Quelques Propositions pour améliorer notre présence économique en Afrique :

– Nécessité d’élaborer une stratégie globale et intégrée qui serait le fruit d’un travail en commun mené par les institutionnels gouvernementaux et les institutionnels du privé. Cette stratégie, sorte de feuille de route, donnerait plus de visibilité et d’efficacité à notre présence en Afrique.

– L’investissement en Afrique est le moyen le plus approprié pour défendre nos intérêts y compris politiques en Afrique. Ce moyen rendrait notre pays moins dépendant des aléas politiques et des soubresauts qui affectent le continent.

– Le Maroc est appelé à tirer profit de sa position géographique en tant que trait d’union entre l’Afrique, l’Europe, la Méditerranée et les pays arabes. Cette position offre des perspectives prometteuses à notre pays.

– L’expertise et le savoir-faire acquis par nos opérateurs économiques notamment en Afrique de l’Ouest et Centrale devraient être mis au service d’une coopération triangulaire.

– Nécessité d’opérer une refondation de notre coopération qui la départirait de la logique de l’assistanat au profit d’une logique de partenariat gagnant-gagnant. A cet effet, l’Agence Marocaine de Coopération Internationale (AMCl) est appelée à jouer un rôle prépondérant et novateur. La valorisation des ressources humaines devra continuer à être un secteur stratégique. En effet, les cadres africains – formés au Maroc – sont les meilleurs relais pour la promotion de notre pays.

– Pour aller vers davantage d’investissements en Afrique, il serait utile de mettre en place une banque destinée à accompagner nos opérateurs économiques.

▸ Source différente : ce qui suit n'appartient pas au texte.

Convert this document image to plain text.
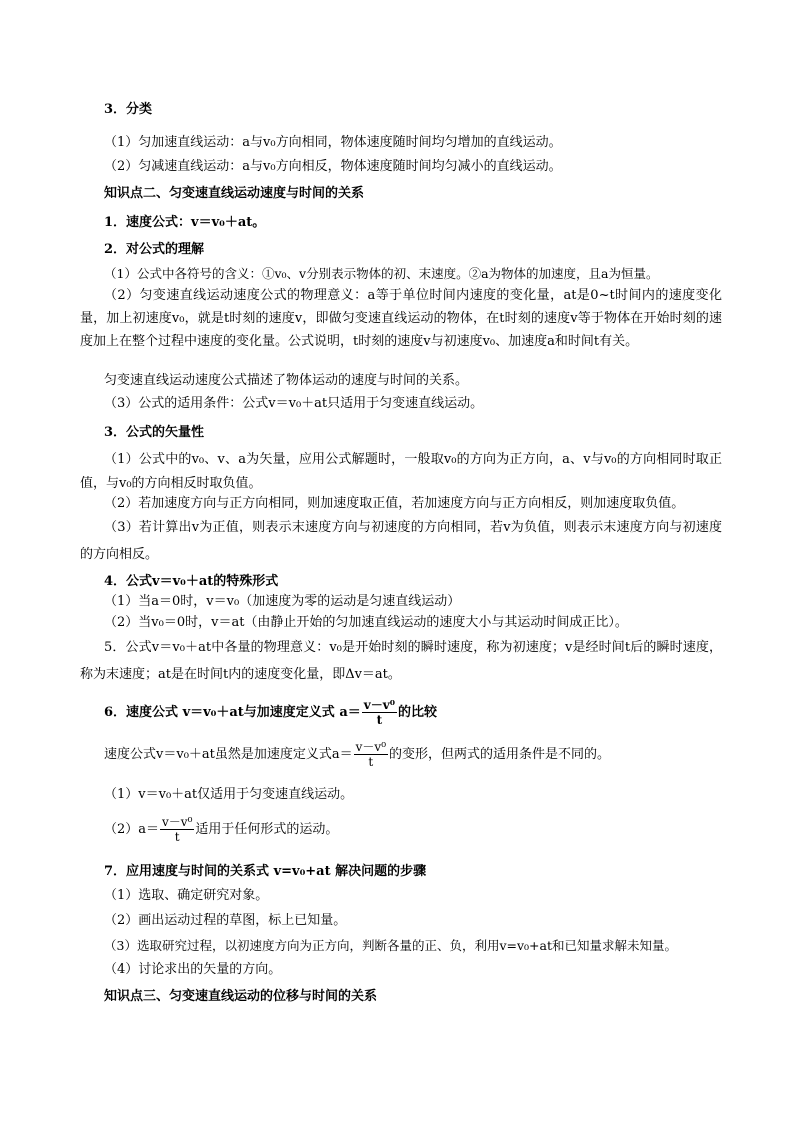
3．分类
（1）匀加速直线运动：a与v₀方向相同，物体速度随时间均匀增加的直线运动。
（2）匀减速直线运动：a与v₀方向相反，物体速度随时间均匀减小的直线运动。
知识点二、匀变速直线运动速度与时间的关系
1．速度公式：v＝v₀＋at。
2．对公式的理解
（1）公式中各符号的含义：①v₀、v分别表示物体的初、末速度。②a为物体的加速度，且a为恒量。
（2）匀变速直线运动速度公式的物理意义：a等于单位时间内速度的变化量，at是0~t时间内的速度变化量，加上初速度v₀，就是t时刻的速度v，即做匀变速直线运动的物体，在t时刻的速度v等于物体在开始时刻的速度加上在整个过程中速度的变化量。公式说明，t时刻的速度v与初速度v₀、加速度a和时间t有关。
匀变速直线运动速度公式描述了物体运动的速度与时间的关系。
（3）公式的适用条件：公式v＝v₀＋at只适用于匀变速直线运动。
3．公式的矢量性
（1）公式中的v₀、v、a为矢量，应用公式解题时，一般取v₀的方向为正方向，a、v与v₀的方向相同时取正值，与v₀的方向相反时取负值。
（2）若加速度方向与正方向相同，则加速度取正值，若加速度方向与正方向相反，则加速度取负值。
（3）若计算出v为正值，则表示末速度方向与初速度的方向相同，若v为负值，则表示末速度方向与初速度的方向相反。
4．公式v＝v₀＋at的特殊形式
（1）当a＝0时，v＝v₀（加速度为零的运动是匀速直线运动）
（2）当v₀＝0时，v＝at（由静止开始的匀加速直线运动的速度大小与其运动时间成正比）。
5．公式v＝v₀＋at中各量的物理意义：v₀是开始时刻的瞬时速度，称为初速度；v是经时间t后的瞬时速度，称为末速度；at是在时间t内的速度变化量，即Δv＝at。
6．速度公式 v＝v₀＋at与加速度定义式 $a= \frac{\text{v－v⁰}}{t}$ 的比较
速度公式v＝v₀＋at虽然是加速度定义式$a= \frac{\text{v－v⁰}}{t}$ 的变形，但两式的适用条件是不同的。
（1）v＝v₀＋at仅适用于匀变速直线运动。
$(2)a= \frac{\text{v－v⁰}}{t}$ 适用于任何形式的运动。
7．应用速度与时间的关系式 v=v₀+at 解决问题的步骤
（1）选取、确定研究对象。
（2）画出运动过程的草图，标上已知量。
（3）选取研究过程，以初速度方向为正方向，判断各量的正、负，利用v=v₀+at和已知量求解未知量。
（4）讨论求出的矢量的方向。
知识点三、匀变速直线运动的位移与时间的关系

III- Volet Politique des Relations du Maroc avec l’Afrique

– L’Afrique représente un enjeu considérable pour notre cause nationale.

-L’OUA, devenue ensuite UA, est la seule organisation au monde à admettre en son sein la prétendue «rasd ». Le plus grand nombre de reconnaissances de cette entité fantoche est en Afrique : 18 reconnaissances. Certes des progrès importants ont été réalisés par notre diplomatie qui se sont traduits par des retraits ou des gels de reconnaissances, mais la tâche demeure encore rude.

– Les préoccupations majeures concernant notre cause nationale sont encore intimement liées à l’Afrique. La voix de l’UA est écoutée dans le reste du monde notamment aux Nations Unies.

– La majorité de nos adversaires sur la question du Sahara se recrutent en Afrique et au sein de cette majorité, les pays africains anglophones sont les plus virulents à notre égard.

– Sur les 18 reconnaissances en Afrique sub-saharienne, 14 sont le fait de pays anglophones et parmi ces pays, il y a le noyau dur formé par l’Afrique du Sud et le Nigéria. Ces derniers exercent une influence néfaste sur la scène régionale et internationale. Les deux pays, perçus comme des leaders sur le continent africain, agissent contre nos intérêts. L’Afrique du Sud a une capacité de nuisance dont elle use au niveau continental et international. Les Etats de l’Afrique australe sont devenus pratiquement des satellites de l’Afrique du Sud.

– C’est en Afrique francophone que le Maroc compte le plus grand nombre d’amis qui le soutiennent sur la question du Sahara. Sur les 15 pays francophones, seul le Mali maintient encore sa reconnaissance de la prétendue « rasd ». Les menaces que représente le voisinage algérien dissuadent tout changement de position.

– Il existe une corrélation entre le niveau de représentation diplomatique de notre pays en Afrique et le nombre de reconnaissances. Là où nous sommes davantage présents, c’est-à-dire en Afrique francophone, la quasi-totalité des pays de cette zone n’a jamais reconnu ou a retiré sa reconnaissance de la soi-disant « rasd ».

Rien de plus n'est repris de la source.